The rose saith in the dewy morn:

I am most fair;

Yet all my loveliness is born

Upon a thorn.

CHRISTINA ROSSETTI: Consider the Lilies of the Field

1

DANDY DICK

(Floribunda. Clear pink, erect carriage, almost an H. T.)

Richard Elgood was a small dapper man with tiny feet to which his highly polished, fine leather shoes clung like dancing pumps.

Indeed, despite his sixty years, he advanced across the room with a dancer's grace and lightness, and Peter Pascoe wondered if he should shake the outstretched hand or pirouette beneath it.

He shook the hand and smiled.

'Sit down, Mr Elgood. How can I help you?'

Elgood did not return the smile, though he had a round cheerful face which Pascoe could imagine being very attractive when lit up with good humour. Clearly whatever had brought him here was no smiling matter.

'I'm not sure how to begin, Inspector, though begin I must, else there's not much point in coming here.'

His voice had the ragtime rhythms of industrial South Yorkshire, Pascoe noticed, rather than the oracular resonances of the rural north. He settled back in his chair, put his fingers together in the Dűrer position, and nodded encouragingly.

Elgood ran his fingers down his silk tie as if to check the gold pin were still in position, and then appeared to count the mother-of-pearl buttons on the brocaded waistcoat beneath his soberly expensive business suit.

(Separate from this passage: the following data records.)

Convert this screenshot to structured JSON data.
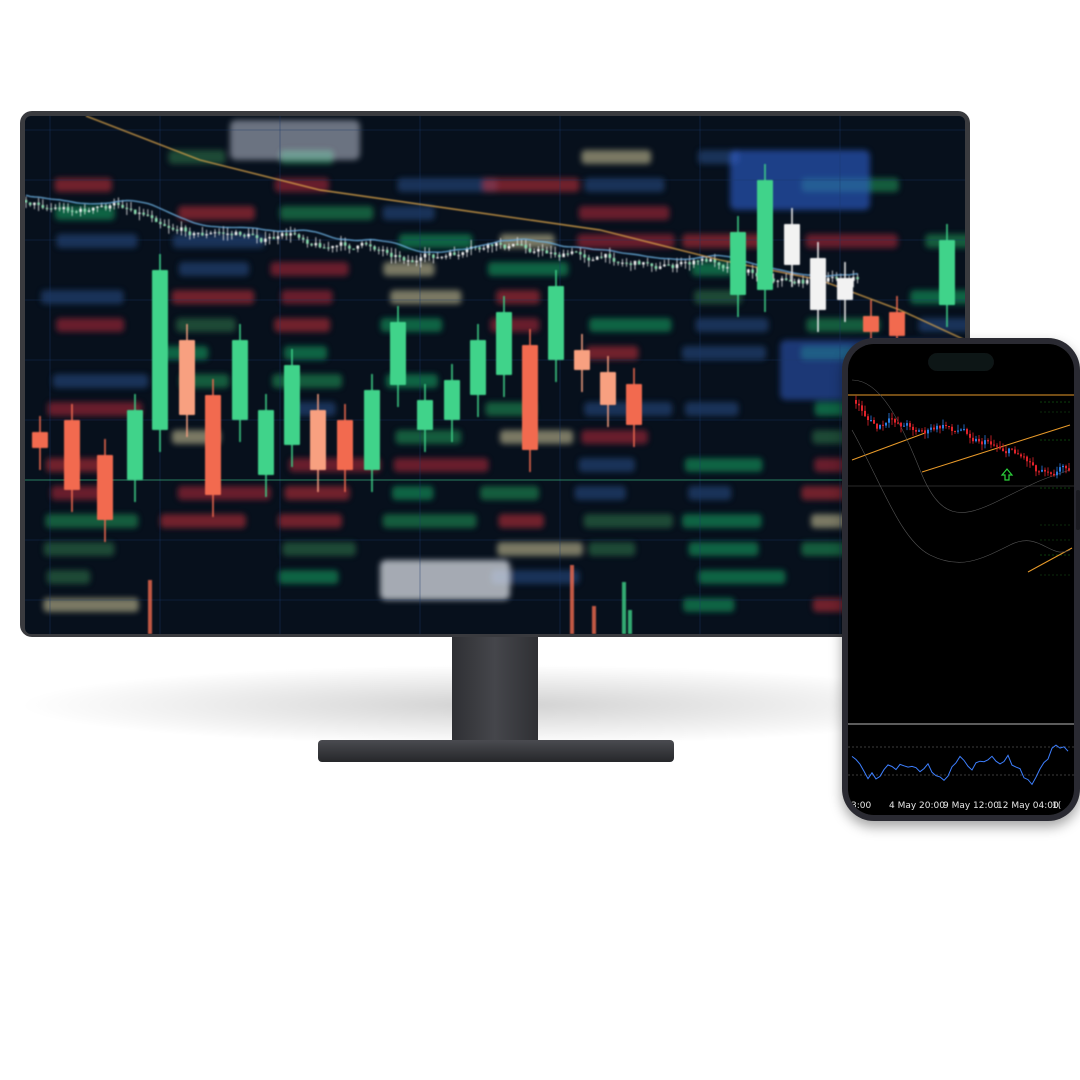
{
  "colors": {
    "background": "#ffffff",
    "monitor_bezel": "#3a3b3f",
    "monitor_screen": "#07101c",
    "bull": "#3fd38a",
    "bear": "#f26a4f",
    "phone_body": "#2b2c30",
    "phone_screen": "#000000",
    "phone_bear": "#e0242a",
    "phone_bull": "#2a7be0",
    "trendline": "#e89a2a",
    "indicator_line": "#3d7fff",
    "signal_arrow": "#2bd13a"
  },
  "monitor": {
    "screen_content": "blurred candlestick chart with moving averages and a background price table"
  },
  "phone": {
    "time_axis_labels": [
      "3:00",
      "4 May 20:00",
      "9 May 12:00",
      "12 May 04:00",
      "1("
    ],
    "signal_icon": "up-arrow-icon"
  }
}
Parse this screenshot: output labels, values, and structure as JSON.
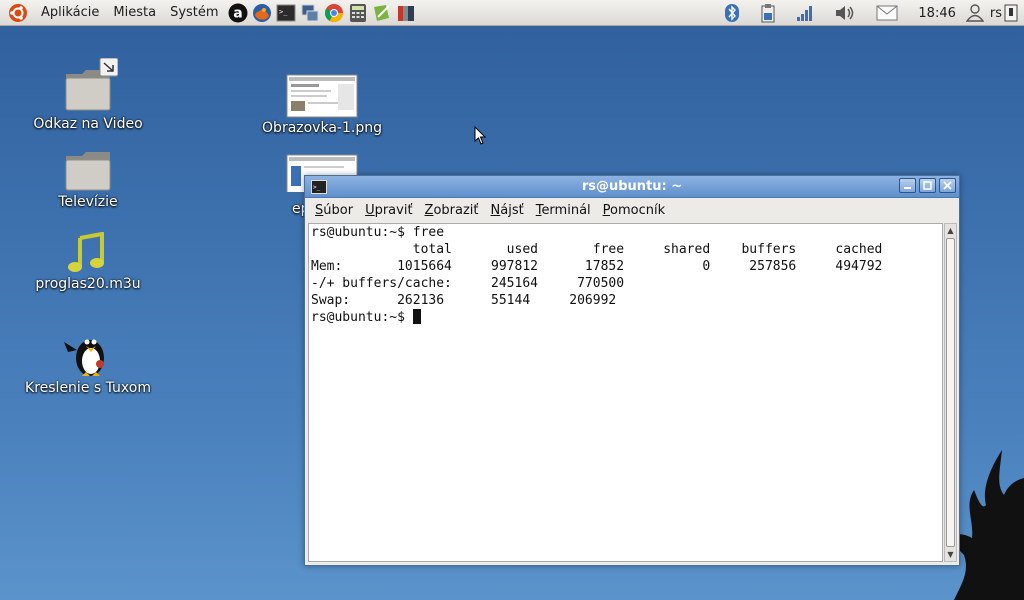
{
  "panel": {
    "menus": [
      "Aplikácie",
      "Miesta",
      "Systém"
    ],
    "launchers": [
      "amazon-icon",
      "firefox-icon",
      "terminal-icon",
      "monitor-icon",
      "chrome-icon",
      "calculator-icon",
      "gedit-icon",
      "books-icon"
    ],
    "clock": "18:46",
    "user": "rs"
  },
  "desktop": {
    "icons": [
      {
        "label": "Odkaz na Video",
        "icon": "folder-link-icon"
      },
      {
        "label": "Televízie",
        "icon": "folder-icon"
      },
      {
        "label": "proglas20.m3u",
        "icon": "music-note-icon"
      },
      {
        "label": "Kreslenie s Tuxom",
        "icon": "tux-icon"
      },
      {
        "label": "Obrazovka-1.png",
        "icon": "image-thumbnail-icon"
      },
      {
        "label": "ep",
        "icon": "image-thumbnail-icon"
      }
    ]
  },
  "window": {
    "title": "rs@ubuntu: ~",
    "menu": [
      {
        "accel": "S",
        "rest": "úbor"
      },
      {
        "accel": "U",
        "rest": "praviť"
      },
      {
        "accel": "Z",
        "rest": "obraziť"
      },
      {
        "accel": "N",
        "rest": "ájsť"
      },
      {
        "accel": "T",
        "rest": "erminál"
      },
      {
        "accel": "P",
        "rest": "omocník"
      }
    ],
    "terminal_lines": [
      "rs@ubuntu:~$ free",
      "             total       used       free     shared    buffers     cached",
      "Mem:       1015664     997812      17852          0     257856     494792",
      "-/+ buffers/cache:     245164     770500",
      "Swap:      262136      55144     206992"
    ],
    "prompt": "rs@ubuntu:~$ "
  },
  "colors": {
    "desktop": "#3c70ad",
    "titlebar": "#6f9bd4"
  }
}
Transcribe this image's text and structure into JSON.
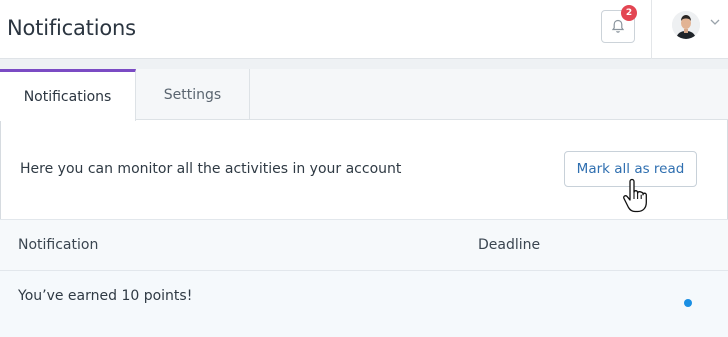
{
  "header": {
    "title": "Notifications",
    "notification_count": "2"
  },
  "tabs": [
    {
      "label": "Notifications",
      "active": true
    },
    {
      "label": "Settings",
      "active": false
    }
  ],
  "info": {
    "text": "Here you can monitor all the activities in your account",
    "mark_all_label": "Mark all as read"
  },
  "table": {
    "columns": [
      "Notification",
      "Deadline"
    ],
    "rows": [
      {
        "notification": "You’ve earned 10 points!",
        "deadline": "",
        "unread": true
      }
    ]
  },
  "colors": {
    "accent": "#7b4bc4",
    "badge": "#e34552",
    "unread_dot": "#1a8fe3",
    "link": "#2f6fb0"
  }
}
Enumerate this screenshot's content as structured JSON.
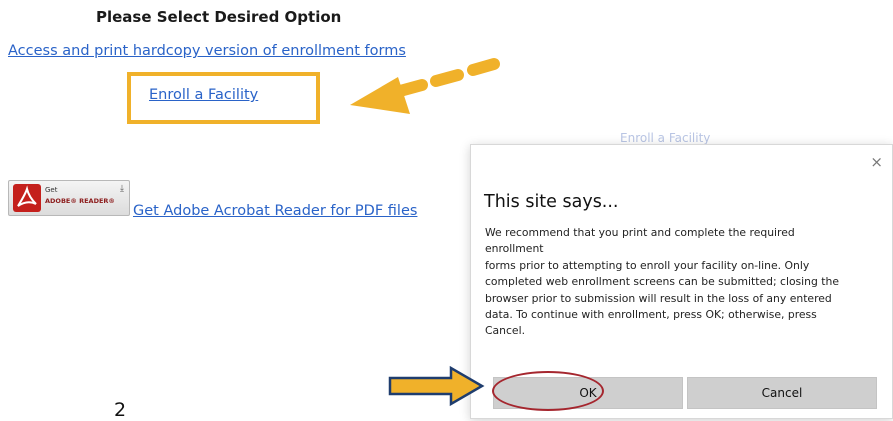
{
  "page": {
    "heading": "Please Select Desired Option",
    "link_hardcopy": "Access and print hardcopy version of enrollment forms",
    "link_enroll": "Enroll a Facility",
    "link_adobe": "Get Adobe Acrobat Reader for PDF files",
    "adobe_badge": {
      "get": "Get",
      "reader": "ADOBE® READER®"
    },
    "faded_text": "Enroll a Facility",
    "small_digit": "2"
  },
  "dialog": {
    "title": "This site says...",
    "close_glyph": "×",
    "message_lines": [
      "We recommend that you print and complete the required",
      "enrollment",
      "forms prior to attempting to enroll your facility on-line.  Only",
      "completed web enrollment screens can be submitted; closing the",
      "browser prior to submission will result in the loss of any entered",
      "data.  To continue with enrollment, press OK; otherwise, press",
      "Cancel."
    ],
    "ok_label": "OK",
    "cancel_label": "Cancel"
  },
  "annotations": {
    "color": "#f0b12a",
    "ring_color": "#a5262e",
    "icons": [
      "dashed-arrow-icon",
      "block-arrow-icon",
      "close-icon",
      "adobe-logo-icon"
    ]
  }
}
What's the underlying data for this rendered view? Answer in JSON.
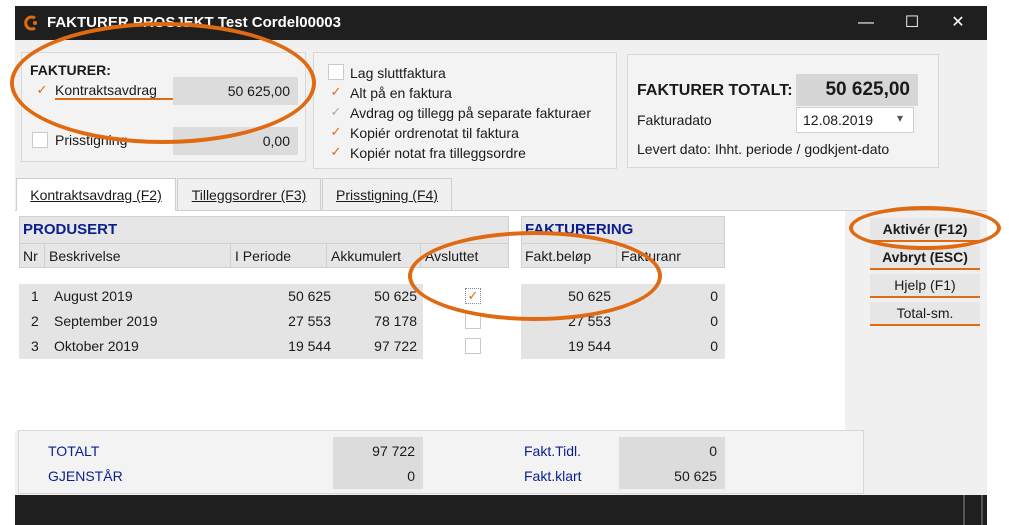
{
  "window": {
    "title": "FAKTURER PROSJEKT Test Cordel00003",
    "minimize_glyph": "—",
    "maximize_glyph": "☐",
    "close_glyph": "✕"
  },
  "fakturer_panel": {
    "heading": "FAKTURER:",
    "kontraktsavdrag_label": "Kontraktsavdrag",
    "kontraktsavdrag_value": "50 625,00",
    "kontraktsavdrag_checked": "✓",
    "prisstigning_label": "Prisstigning",
    "prisstigning_value": "0,00"
  },
  "options": [
    {
      "label": "Lag sluttfaktura",
      "check": ""
    },
    {
      "label": "Alt på en faktura",
      "check": "✓"
    },
    {
      "label": "Avdrag og tillegg på separate fakturaer",
      "check": "✓"
    },
    {
      "label": "Kopiér ordrenotat til faktura",
      "check": "✓"
    },
    {
      "label": "Kopiér notat fra tilleggsordre",
      "check": "✓"
    }
  ],
  "totals_panel": {
    "heading": "FAKTURER TOTALT:",
    "total_value": "50 625,00",
    "fakturadato_label": "Fakturadato",
    "fakturadato_value": "12.08.2019",
    "dropdown_glyph": "▾",
    "levert_text": "Levert dato: Ihht. periode / godkjent-dato"
  },
  "tabs": [
    {
      "label": "Kontraktsavdrag (F2)"
    },
    {
      "label": "Tilleggsordrer (F3)"
    },
    {
      "label": "Prisstigning (F4)"
    }
  ],
  "produsert": {
    "heading": "PRODUSERT",
    "columns": [
      "Nr",
      "Beskrivelse",
      "I Periode",
      "Akkumulert",
      "Avsluttet"
    ]
  },
  "fakturering": {
    "heading": "FAKTURERING",
    "columns": [
      "Fakt.beløp",
      "Fakturanr"
    ]
  },
  "rows": [
    {
      "nr": "1",
      "beskrivelse": "August 2019",
      "i_periode": "50 625",
      "akkumulert": "50 625",
      "avsluttet": "✓",
      "fakt_belop": "50 625",
      "fakturanr": "0"
    },
    {
      "nr": "2",
      "beskrivelse": "September 2019",
      "i_periode": "27 553",
      "akkumulert": "78 178",
      "avsluttet": "",
      "fakt_belop": "27 553",
      "fakturanr": "0"
    },
    {
      "nr": "3",
      "beskrivelse": "Oktober 2019",
      "i_periode": "19 544",
      "akkumulert": "97 722",
      "avsluttet": "",
      "fakt_belop": "19 544",
      "fakturanr": "0"
    }
  ],
  "buttons": {
    "aktiver": "Aktivér (F12)",
    "avbryt": "Avbryt (ESC)",
    "hjelp": "Hjelp (F1)",
    "totalsm": "Total-sm."
  },
  "summary": {
    "totalt_label": "TOTALT",
    "totalt_value": "97 722",
    "gjenstar_label": "GJENSTÅR",
    "gjenstar_value": "0",
    "fakt_tidl_label": "Fakt.Tidl.",
    "fakt_tidl_value": "0",
    "fakt_klart_label": "Fakt.klart",
    "fakt_klart_value": "50 625"
  },
  "colors": {
    "accent": "#e06a12",
    "navy": "#0a1f8f",
    "titlebar": "#1f1f1f"
  }
}
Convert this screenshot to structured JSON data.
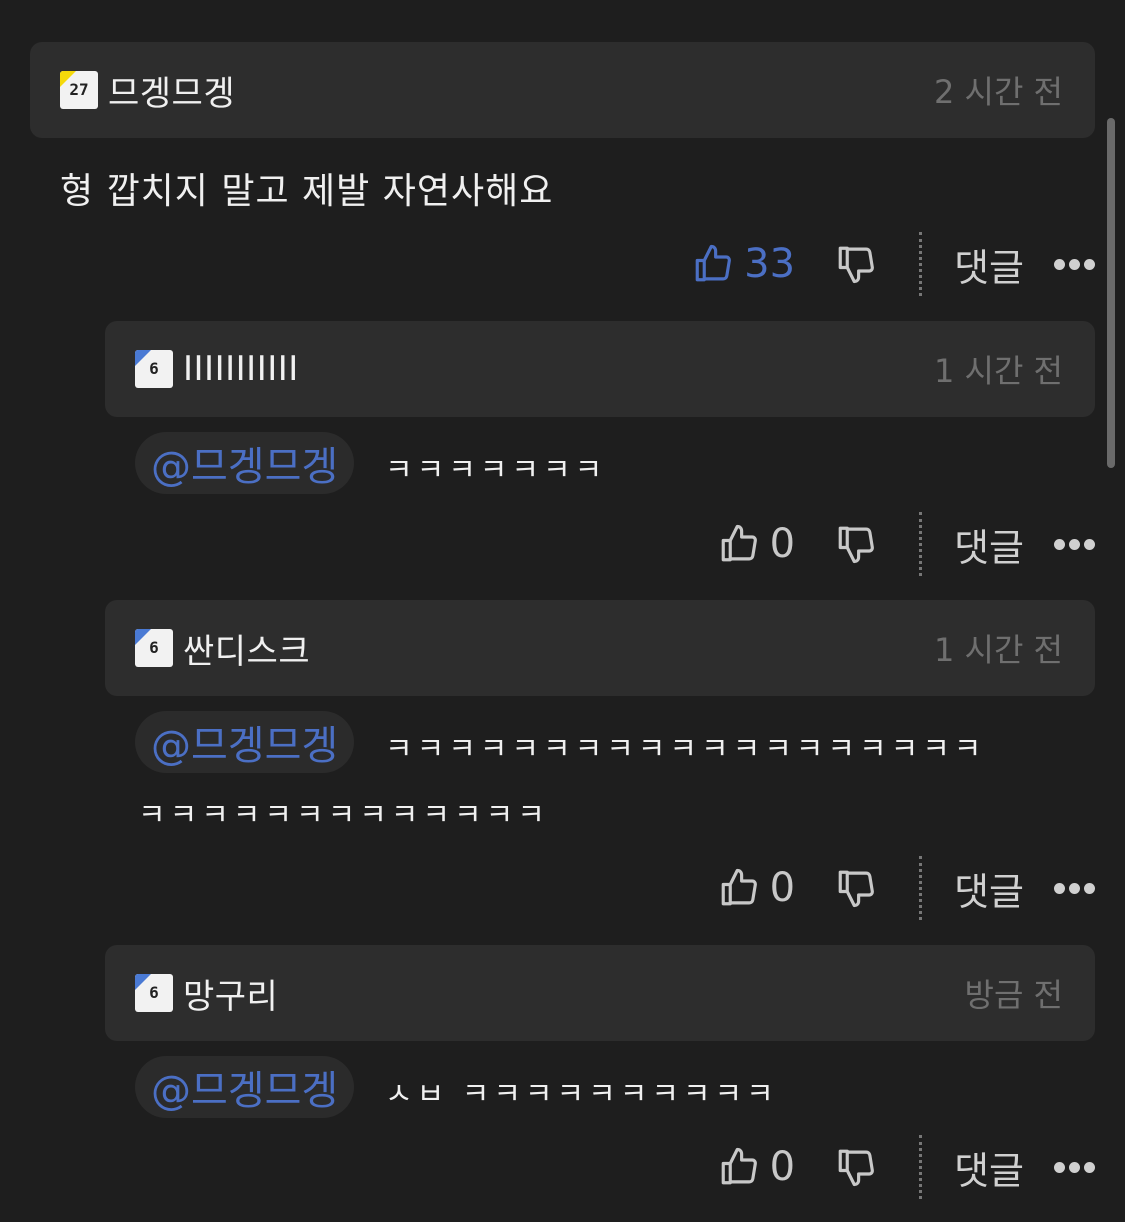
{
  "colors": {
    "background": "#1e1e1e",
    "header_bg": "#2d2d2d",
    "accent_blue": "#4b6fc4",
    "muted_text": "#6f6f6f",
    "badge_yellow": "#f5d90a",
    "badge_blue": "#4a7ad4"
  },
  "comments": [
    {
      "badge_level": "27",
      "badge_color": "yellow",
      "username": "므겡므겡",
      "time": "2 시간 전",
      "text": "형 깝치지 말고 제발 자연사해요",
      "likes": "33",
      "liked": true,
      "reply_label": "댓글"
    },
    {
      "badge_level": "6",
      "badge_color": "blue",
      "username": "IIIIIIIIIII",
      "time": "1 시간 전",
      "mention": "@므겡므겡",
      "text": "ㅋㅋㅋㅋㅋㅋㅋ",
      "likes": "0",
      "liked": false,
      "reply_label": "댓글"
    },
    {
      "badge_level": "6",
      "badge_color": "blue",
      "username": "싼디스크",
      "time": "1 시간 전",
      "mention": "@므겡므겡",
      "text_line1": "ㅋㅋㅋㅋㅋㅋㅋㅋㅋㅋㅋㅋㅋㅋㅋㅋㅋㅋㅋ",
      "text_line2": "ㅋㅋㅋㅋㅋㅋㅋㅋㅋㅋㅋㅋㅋ",
      "likes": "0",
      "liked": false,
      "reply_label": "댓글"
    },
    {
      "badge_level": "6",
      "badge_color": "blue",
      "username": "망구리",
      "time": "방금 전",
      "mention": "@므겡므겡",
      "text": "ㅅㅂ ㅋㅋㅋㅋㅋㅋㅋㅋㅋㅋ",
      "likes": "0",
      "liked": false,
      "reply_label": "댓글"
    }
  ]
}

The buttons confirmed, he flirted with his fly for a moment, then said, 'What I'm going to say is likely libellous, so I'll not admit to saying it outside this room. ‘

‘My word against yours, you mean,' said Pascoe amiably.

He didn't feel particularly amiable. He'd spent much of the previous night in the midst of a rhododendron bush waiting for a gang of housebreakers who hadn't kept their date. There'd been three break-ins recently at large houses in the area, all empty while the owners were on holiday, and all protected by alarm systems which had been circumvented by means not yet apparent to the CID. So a 'hot' tip on Sunday that Monday night was marked down for this particular house had had to be followed up. Pascoe had crawled out of his bush at dawn, returned to the station where, feeling too weary to write his report immediately, he had caught a couple of hours sleep on a camp bed. A pint of coffee in the canteen had then given him strength to complete his report and he'd just been on the point of heading home for a real sleep when Detective-Superintendent Andrew Dalziel had dropped this refugee from a Warner Brothers musical into his lap.

'Please, Mr Elgood,' he said. 'You can be frank with me, I assure you.'

Elgood took a deep breath.

'There's this fellow,' he said. 'In our company. I think he's killing people.'

Pascoe rested his nose on the steeple of his fingers. He would have liked to rest his head on the desk.

'Killing people,' he echoed wearily.

'Dead!' emphasized Elgood, as if piqued at the lack of response.

Pascoe sighed, took out his pen and poised it above a sheet of paper.

'Could you be just a touch more specific?' he wondered.

'I can,' said Elgood. 'I will.'

The affirmation seemed to release the tension in him for suddenly he relaxed, smiled with great charm, displaying two large gold fillings, and produced a matching cigarette case with legerdemainic ease.